Let's cap our agent at 3 model calls and see what happens.

In [6]:
limited_agent = create_agent(
    model=MODEL,
    tools=LANGCHAIN_DOCS_TOOLS,
    system_prompt=SYSTEM_PROMPT,
    checkpointer=InMemorySaver(),
    middleware=[
        ModelCallLimitMiddleware(
            run_limit=3,
            exit_behavior="end",
        ),
    ],
)

draw_mermaid_png(limited_agent)

In [9]:
config = {"configurable": {"thread_id": str(uuid.uuid4())}}

response = await limited_agent.ainvoke(
    {"messages": [HumanMessage(RESEARCH_TASK)]},
    config=config
)

print(f"Total messages in conversation: {len(response['messages'])}")

Total messages in conversation: 8


In [11]:
for m in response['messages']:
    m.pretty_print()



You are researching LangChain's built-in middleware.
Work in at least 5 clearly separated AI steps. After each step, send an answer
before continuing.

1. Step 1: Plan your research on built-in middleware (no tool calls yet). Output only the plan.
2. Step 2: Use the docs search tool to find a complete list of built-in middlewares. Output what you found.
3. Step 3: For each middleware in that list, run a separate docs search focused on that middleware and update your notes.
4. Step 4: Run another docs search focused only on limitations / failure modes / “gotchas” for these middlewares. Update your notes.
5. Step 5: Only after all previous steps, write the final consolidated answer for me.

At the end of each step, explicitly write: `STEP X DONE`, then continue with the next step.

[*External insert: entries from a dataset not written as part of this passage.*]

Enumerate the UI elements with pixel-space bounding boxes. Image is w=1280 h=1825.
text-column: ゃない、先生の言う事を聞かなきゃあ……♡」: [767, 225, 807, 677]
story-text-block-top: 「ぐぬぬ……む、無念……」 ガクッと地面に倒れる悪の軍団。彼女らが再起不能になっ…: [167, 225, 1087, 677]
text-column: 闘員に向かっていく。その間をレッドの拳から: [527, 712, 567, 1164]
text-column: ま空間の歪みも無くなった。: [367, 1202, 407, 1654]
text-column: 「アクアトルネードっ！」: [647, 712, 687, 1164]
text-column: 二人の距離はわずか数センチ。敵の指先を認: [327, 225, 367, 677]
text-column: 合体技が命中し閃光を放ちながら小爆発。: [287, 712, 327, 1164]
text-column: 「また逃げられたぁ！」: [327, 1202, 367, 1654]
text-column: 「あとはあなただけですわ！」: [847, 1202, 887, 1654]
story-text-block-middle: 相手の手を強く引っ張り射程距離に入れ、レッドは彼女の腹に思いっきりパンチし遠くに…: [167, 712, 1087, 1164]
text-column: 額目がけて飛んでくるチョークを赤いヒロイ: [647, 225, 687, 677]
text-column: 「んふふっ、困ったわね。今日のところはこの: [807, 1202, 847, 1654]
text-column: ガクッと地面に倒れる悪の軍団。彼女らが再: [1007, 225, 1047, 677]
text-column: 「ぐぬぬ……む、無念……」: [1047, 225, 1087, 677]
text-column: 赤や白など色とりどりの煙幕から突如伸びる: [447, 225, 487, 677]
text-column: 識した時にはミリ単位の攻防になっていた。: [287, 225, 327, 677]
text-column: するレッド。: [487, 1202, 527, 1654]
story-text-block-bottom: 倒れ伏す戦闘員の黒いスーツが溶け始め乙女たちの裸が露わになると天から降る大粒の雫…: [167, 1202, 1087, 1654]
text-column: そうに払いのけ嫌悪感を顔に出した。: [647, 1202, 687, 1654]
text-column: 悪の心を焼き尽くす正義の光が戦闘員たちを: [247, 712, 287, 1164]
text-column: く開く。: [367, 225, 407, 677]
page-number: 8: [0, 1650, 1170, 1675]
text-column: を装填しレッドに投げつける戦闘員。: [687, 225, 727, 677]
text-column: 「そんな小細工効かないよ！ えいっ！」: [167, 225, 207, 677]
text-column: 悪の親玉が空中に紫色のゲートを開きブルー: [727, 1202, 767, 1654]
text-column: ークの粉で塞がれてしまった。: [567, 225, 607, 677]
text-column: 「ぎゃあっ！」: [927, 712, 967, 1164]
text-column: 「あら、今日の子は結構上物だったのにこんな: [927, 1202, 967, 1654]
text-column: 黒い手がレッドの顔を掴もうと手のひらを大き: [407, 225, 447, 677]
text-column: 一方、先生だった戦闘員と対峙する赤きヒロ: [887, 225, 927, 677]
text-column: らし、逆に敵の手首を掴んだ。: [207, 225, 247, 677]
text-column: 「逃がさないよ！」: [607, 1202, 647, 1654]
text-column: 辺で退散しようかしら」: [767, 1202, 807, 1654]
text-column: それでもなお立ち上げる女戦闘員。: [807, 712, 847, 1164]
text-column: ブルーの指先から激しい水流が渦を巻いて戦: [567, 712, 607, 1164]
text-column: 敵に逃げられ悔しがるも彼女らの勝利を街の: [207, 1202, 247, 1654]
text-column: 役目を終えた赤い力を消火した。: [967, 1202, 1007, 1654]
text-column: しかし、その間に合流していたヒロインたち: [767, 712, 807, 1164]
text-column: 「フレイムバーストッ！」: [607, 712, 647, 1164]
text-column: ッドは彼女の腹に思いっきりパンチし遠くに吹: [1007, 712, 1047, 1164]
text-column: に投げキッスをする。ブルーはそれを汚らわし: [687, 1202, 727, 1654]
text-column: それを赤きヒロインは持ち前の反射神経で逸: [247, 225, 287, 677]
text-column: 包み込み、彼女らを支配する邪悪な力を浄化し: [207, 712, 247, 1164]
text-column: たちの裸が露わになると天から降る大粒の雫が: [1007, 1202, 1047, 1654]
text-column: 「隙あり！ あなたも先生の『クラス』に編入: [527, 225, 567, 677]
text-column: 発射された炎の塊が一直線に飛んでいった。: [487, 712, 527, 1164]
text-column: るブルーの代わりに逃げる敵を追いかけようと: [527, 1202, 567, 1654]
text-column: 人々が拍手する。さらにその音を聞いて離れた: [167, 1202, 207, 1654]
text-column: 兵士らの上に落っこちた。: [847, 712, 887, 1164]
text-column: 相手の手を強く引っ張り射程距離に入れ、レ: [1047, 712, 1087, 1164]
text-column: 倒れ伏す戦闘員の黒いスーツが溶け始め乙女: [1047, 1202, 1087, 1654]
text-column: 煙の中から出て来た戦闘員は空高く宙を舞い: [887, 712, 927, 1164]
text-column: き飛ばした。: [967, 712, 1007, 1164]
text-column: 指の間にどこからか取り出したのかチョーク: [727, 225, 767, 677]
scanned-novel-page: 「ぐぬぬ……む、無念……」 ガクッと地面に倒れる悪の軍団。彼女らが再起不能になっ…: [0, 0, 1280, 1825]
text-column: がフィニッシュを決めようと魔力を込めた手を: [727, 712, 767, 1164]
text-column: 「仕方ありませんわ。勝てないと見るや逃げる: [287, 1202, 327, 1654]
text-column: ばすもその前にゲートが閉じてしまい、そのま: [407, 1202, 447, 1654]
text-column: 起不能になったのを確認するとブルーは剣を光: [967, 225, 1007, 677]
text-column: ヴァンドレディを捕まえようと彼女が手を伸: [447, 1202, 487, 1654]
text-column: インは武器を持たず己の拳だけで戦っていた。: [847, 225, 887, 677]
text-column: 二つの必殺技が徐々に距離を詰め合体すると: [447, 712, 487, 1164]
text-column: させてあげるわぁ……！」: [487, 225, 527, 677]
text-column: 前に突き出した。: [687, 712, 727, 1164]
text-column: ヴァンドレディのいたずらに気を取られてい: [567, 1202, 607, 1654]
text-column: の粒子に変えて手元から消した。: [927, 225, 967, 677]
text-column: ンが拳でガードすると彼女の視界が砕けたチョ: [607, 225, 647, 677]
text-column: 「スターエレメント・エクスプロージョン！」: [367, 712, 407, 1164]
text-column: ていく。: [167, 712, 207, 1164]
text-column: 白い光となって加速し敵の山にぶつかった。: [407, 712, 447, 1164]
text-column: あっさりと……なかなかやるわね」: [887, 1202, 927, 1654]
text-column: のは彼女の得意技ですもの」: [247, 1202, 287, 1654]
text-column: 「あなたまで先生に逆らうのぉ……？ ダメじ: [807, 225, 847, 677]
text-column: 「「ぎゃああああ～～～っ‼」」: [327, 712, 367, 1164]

### Step 1: Plan your research on built-in middleware

1. **Define Middleware**: Understand what middleware means in the context of LangChain and its role in the architecture.
2. **Identify Built-in Middlew

Notice the difference? The agent got cut off after 3 model calls.

With `exit_behavior="end"`, it stopped gracefully. The conversation just ends – no crash, no error, just a polite "that's enough for now."

The agent might not have finished its research, but at least your budget is intact.

## 4. When Would You Use This?

A few real-world scenarios:

- **Development & testing** – Cap calls low so you don't burn through credits while debugging
- **Cost control in production** – Set reasonable limits per request to prevent runaway costs
- **Safety net** – Even if your agent logic is solid, limits provide a backstop against unexpected loops

There's also `thread_limit` if you want to cap calls across an entire conversation thread (multiple invocations). But `run_limit` handles the most common case: keeping a single request from going off the rails.

## 5. The Takeaway

Agents are enthusiastic. Sometimes too enthusiastic.

`ModelCallLimitMiddleware` is a simple, one-line addition that gives you control over how much work an agent can do. It's not about making the agent worse – it's about making it predictable.

In production, predictability is worth its weight in gold. Or in this case, in API credits.

## Reference Links

**1. ModelCallLimitMiddleware – Python docs**

https://docs.langchain.com/oss/python/langchain/middleware/built-in

→ Full parameter reference including `thread_limit`, `run_limit`, and `exit_behavior`.

**2. Middleware in LangChain 1.0**

https://docs.langchain.com/oss/python/langchain/middleware

→ High-level guide to the middleware system and how to combine multiple middlewares.